21. November 2024

Management auf den Punkt gebracht!

Psychologische Großmächte

INSPIRATION: Kränkungen, so ein Experte, werden in Gesellschaft und Wissenschaft maßlos unterschätzt. In einem Interview in der Zeitschrift Führung + Organisation äußert sich der Psychiater Reinhard Haller über die destruktive Kraft von Kränkungen und bezeichnet sie als „psychologische Großmächte“, die objektiv betrachtet lediglich Kleinigkeiten sind, für den Betroffenen aber „Erschütterungen des Selbst und seiner Werte“ (Die häufigste Kränkung ist wohl die fehlende Wertschätzung).

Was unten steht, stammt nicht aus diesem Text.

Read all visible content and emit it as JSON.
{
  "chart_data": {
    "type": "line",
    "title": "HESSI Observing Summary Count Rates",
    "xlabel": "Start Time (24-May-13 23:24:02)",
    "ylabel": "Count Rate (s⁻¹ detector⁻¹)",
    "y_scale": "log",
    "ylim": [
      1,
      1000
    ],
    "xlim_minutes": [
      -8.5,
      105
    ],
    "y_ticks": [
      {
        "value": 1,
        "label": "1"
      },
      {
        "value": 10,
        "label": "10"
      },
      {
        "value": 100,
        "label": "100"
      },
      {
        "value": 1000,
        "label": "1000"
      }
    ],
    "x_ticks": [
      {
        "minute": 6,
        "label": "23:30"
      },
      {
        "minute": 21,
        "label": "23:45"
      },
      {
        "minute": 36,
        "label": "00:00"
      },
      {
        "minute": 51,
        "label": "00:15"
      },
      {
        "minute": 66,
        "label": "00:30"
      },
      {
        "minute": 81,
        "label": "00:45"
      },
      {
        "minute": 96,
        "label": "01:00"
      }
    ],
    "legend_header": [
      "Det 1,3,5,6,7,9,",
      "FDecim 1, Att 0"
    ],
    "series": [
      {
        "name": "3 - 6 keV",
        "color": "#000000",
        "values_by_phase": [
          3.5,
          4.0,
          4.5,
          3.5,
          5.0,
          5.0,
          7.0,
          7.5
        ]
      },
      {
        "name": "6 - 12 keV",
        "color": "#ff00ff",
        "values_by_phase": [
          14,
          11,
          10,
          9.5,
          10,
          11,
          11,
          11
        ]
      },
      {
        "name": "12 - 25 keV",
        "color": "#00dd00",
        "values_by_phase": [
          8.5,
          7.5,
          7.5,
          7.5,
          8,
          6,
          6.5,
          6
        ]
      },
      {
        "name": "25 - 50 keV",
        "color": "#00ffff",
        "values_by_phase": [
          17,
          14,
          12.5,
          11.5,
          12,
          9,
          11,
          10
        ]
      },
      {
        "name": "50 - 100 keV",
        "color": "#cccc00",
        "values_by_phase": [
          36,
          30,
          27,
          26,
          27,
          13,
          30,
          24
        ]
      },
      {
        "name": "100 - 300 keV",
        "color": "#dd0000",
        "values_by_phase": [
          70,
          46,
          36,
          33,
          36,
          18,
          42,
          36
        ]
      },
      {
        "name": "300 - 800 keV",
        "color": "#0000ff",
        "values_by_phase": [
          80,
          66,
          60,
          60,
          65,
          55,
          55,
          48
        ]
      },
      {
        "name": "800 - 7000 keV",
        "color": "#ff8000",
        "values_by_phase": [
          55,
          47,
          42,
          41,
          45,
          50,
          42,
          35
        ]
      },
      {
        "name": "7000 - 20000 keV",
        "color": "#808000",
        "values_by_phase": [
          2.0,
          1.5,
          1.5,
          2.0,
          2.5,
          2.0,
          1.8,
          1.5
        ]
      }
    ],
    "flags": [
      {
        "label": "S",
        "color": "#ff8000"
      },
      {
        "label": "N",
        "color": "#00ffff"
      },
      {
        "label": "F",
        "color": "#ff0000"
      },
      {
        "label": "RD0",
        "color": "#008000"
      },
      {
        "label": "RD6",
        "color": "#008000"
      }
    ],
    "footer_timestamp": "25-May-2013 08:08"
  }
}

Eine richtige Definition des Phänomens gibt es nicht, aber vermutlich weiß jeder, was damit gemeint ist. Und vermutlich sind sie die Ursache vieler menschlicher Katastrophen, seien es zerstörte Beziehungen, Amokläufe oder Terroranschläge. Selbst internationale Konflikte lassen sich auf Kränkungen zurückführen – zumindest wird damit häufig argumentiert. Da kann man nachvollziehen, wenn der Fachmann sie als maßlos unterschätzt bezeichnet.


Anzeige:

Bleiben Sie souverän und gelassen bei Konflikten in Teams und Organisationen!
In unserer Ausbildung Wirtschaftsmediation lernen Sie, wie Sie Konflikte konstruktiv klären. Fordern Sie jetzt unverbindlich das Infomaterial zur Weiterbildung an.
Ja, schickt mir mehr Infos!


Alltägliche Erfahrung

Die Kränkung kommt also eher unscheinbar daher, und ihr Gegenstück ist die Wertschätzung. Wem diese versagt wird, empfindet das als Kränkung. Können wir vermutlich alle nachvollziehen. Ich wähle mal ein sehr einfaches Beispiel: Ein Mitarbeitender hat eine Aufgabe übernommen und bearbeitet, er informiert hierüber den Kollegen oder die Führungskraft und erhält keinerlei Rückmeldung. Als er nachfragt, bekommt er zur Antwort, dass sich die Sache inzwischen erledigt habe, mit dem Nebensatz, dass ihm das offenbar niemand mitgeteilt habe.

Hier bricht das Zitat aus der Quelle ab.